月: 2022年2月

外国人への融資と永住権

外国人ならびに外国人が代表者である法人に対する融資についてお話します。現在、私は国籍が中国人の会社の顧問をしています。入管関係の申請や、補助金、事業計画策定、資金調達などいろいろな会社や従業員のニーズに応えています。その中で日本の金融機関からの融資について、銀行やノンバンクなどに依頼するのですが、大抵の金融機関は、永住権がないと融資に対応してくれません。中には、永住権はなくとも、日本での生活が長く続いている場合は、状況を見て融資に応じてくれる銀行もあります。

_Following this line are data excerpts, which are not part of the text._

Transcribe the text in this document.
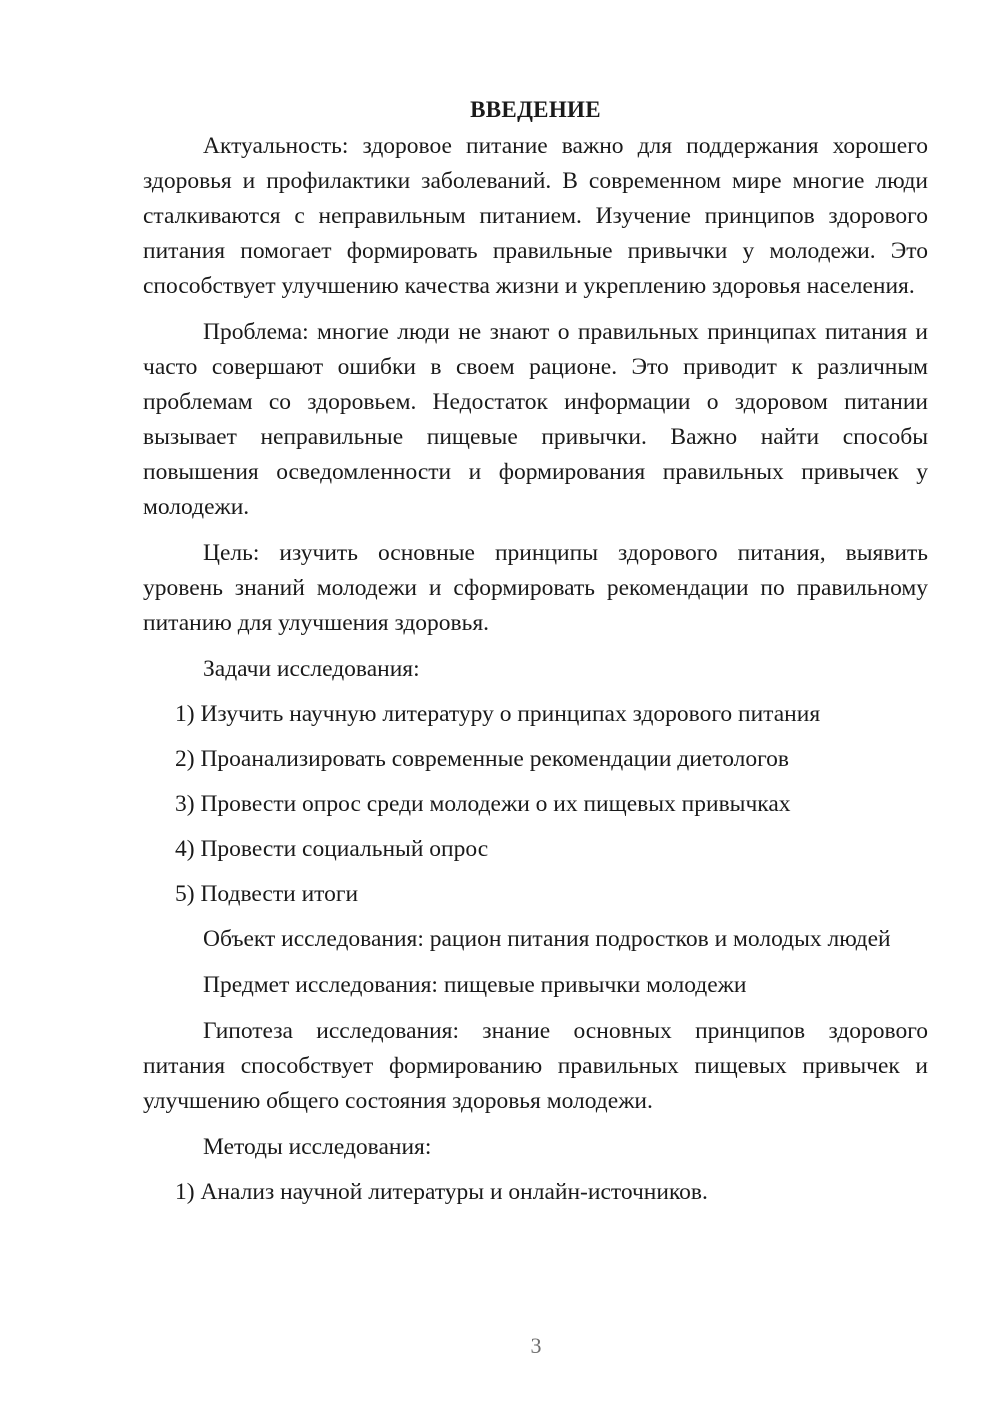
ВВЕДЕНИЕ

Актуальность: здоровое питание важно для поддержания хорошего здоровья и профилактики заболеваний. В современном мире многие люди сталкиваются с неправильным питанием. Изучение принципов здорового питания помогает формировать правильные привычки у молодежи. Это способствует улучшению качества жизни и укреплению здоровья населения.

Проблема: многие люди не знают о правильных принципах питания и часто совершают ошибки в своем рационе. Это приводит к различным проблемам со здоровьем. Недостаток информации о здоровом питании вызывает неправильные пищевые привычки. Важно найти способы повышения осведомленности и формирования правильных привычек у молодежи.

Цель: изучить основные принципы здорового питания, выявить уровень знаний молодежи и сформировать рекомендации по правильному питанию для улучшения здоровья.

Задачи исследования:

1) Изучить научную литературу о принципах здорового питания
2) Проанализировать современные рекомендации диетологов
3) Провести опрос среди молодежи о их пищевых привычках
4) Провести социальный опрос
5) Подвести итоги

Объект исследования: рацион питания подростков и молодых людей

Предмет исследования: пищевые привычки молодежи

Гипотеза исследования: знание основных принципов здорового питания способствует формированию правильных пищевых привычек и улучшению общего состояния здоровья молодежи.

Методы исследования:

1) Анализ научной литературы и онлайн-источников.
3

 ただ、日本政策金融公庫や保証協会は、本人もしくは代表に永住権がなくとも、対応して頂けています。銀行は、プロパーでは永住権が必要ですが、保証協会の保証が付けば、永住権なくとも融資が可能です。そこで、日本で事業を行っている外国人は、概ね日本での営業をずっと続けていくつもりですので、時期がくれば永住権申請を行う方が多いのが事実です。中には永住権ではなく、帰化申請をされる人もいます。そうなれば国籍も日本となります。

 さて、その永住権ですが、外国人がどの様な条件を揃えれば取得することができるのでしょうか?それについて以下お話します。

 まず、永住権を取得すると他の在留資格とどこが違うのでしょうか?それは次の通りです。

①在留資格更新の手続きが不要になります。他の在留資格には1年、3年5年などの期限がありますが、永住権は無期限の在留資格のため、更新せずに日本に住むことができます。

②在留活動に制限がありません。他の就労在留資格には、その資格毎にできる仕事に制限があります。その資格以外の仕事をする折には、資格外活動ということになり制限がかかることになります。しかし、永住権を取得すると、一般の就労資格にはない職業(単純労働・肉体労働・水商売など)でも、他の法律に反しない限りは就労することが可能です。

③失業や離婚をしても在留資格を失うことはありません。一般の就労資格や身分系の日本人の配偶者と違って、失業や離婚により在留資格が失われることがありません。

次に、永住権取得の要件についてお話します。永住権についての許可・不許可については、法務大臣の自由裁量で決められることとされています。要件の明確な基準というものはありません。しかし、外国人の活動状況・在留状況・在留の必要性等を総合的にかつ公平に考慮して判断されるというもので、法務省から次のような永住権におけるガイドラインが公表されています。

①素行が善良であること

これは、法律を遵守して、日常生活において住民として社会から非難されることのない生活を営んでいることです。

②独立の生計を営むに足りる資産または技能を有すること

これは、日常生活において公共の負担になっておらず、かつ、その者の職業またはその者が有する資産等から将来において安定した生活が見込まれることです。

③その者の永住が日本国の利益に合すると認められること

これは、次のア・イ・ウ・エのことです。

ア.原則として、引き続き10年以上日本に在留し、このうち就労資格または居住資格を持って5年以上在留していること(特例有)

イ.罰金刑や懲役刑を受けていないことや、納税義務等公的義務を履行していること

ウ.現在有している在留資格が最長の在留期間を持っていること(法律上は5年が最長の在留期間ですが、現時点では期間3年で許可されている場合、最長の在留期間として取扱われています)

エ.公衆衛生上の観点から有害をなるおそれがないこと

これは、具体的には、麻薬・大麻・覚せい剤等の慢性中毒患者等や感染症患者として公衆衛生上有害となるおそれがあるものとして取扱われるものでないということです。

このような要件を全て満たし、永住申請をする際に「身元保証人」を用意して申請ということになります。

そして、必要書類を揃えて出入国在留管理局に申請書を提出してからおよそ6ヶ月から10か月くらいの審査期間を経て永住権を取得することができるのです。

永住権を取得してやっと金融機関からプロパーの融資を受ける権利も取得するのですが、当然日本の会社と同様に事業内容や決算内容の審査があり、その審査をパスすることができて融資を受けるということになります。外国人が日本で融資を受けるのはこれほど大変なことなのです。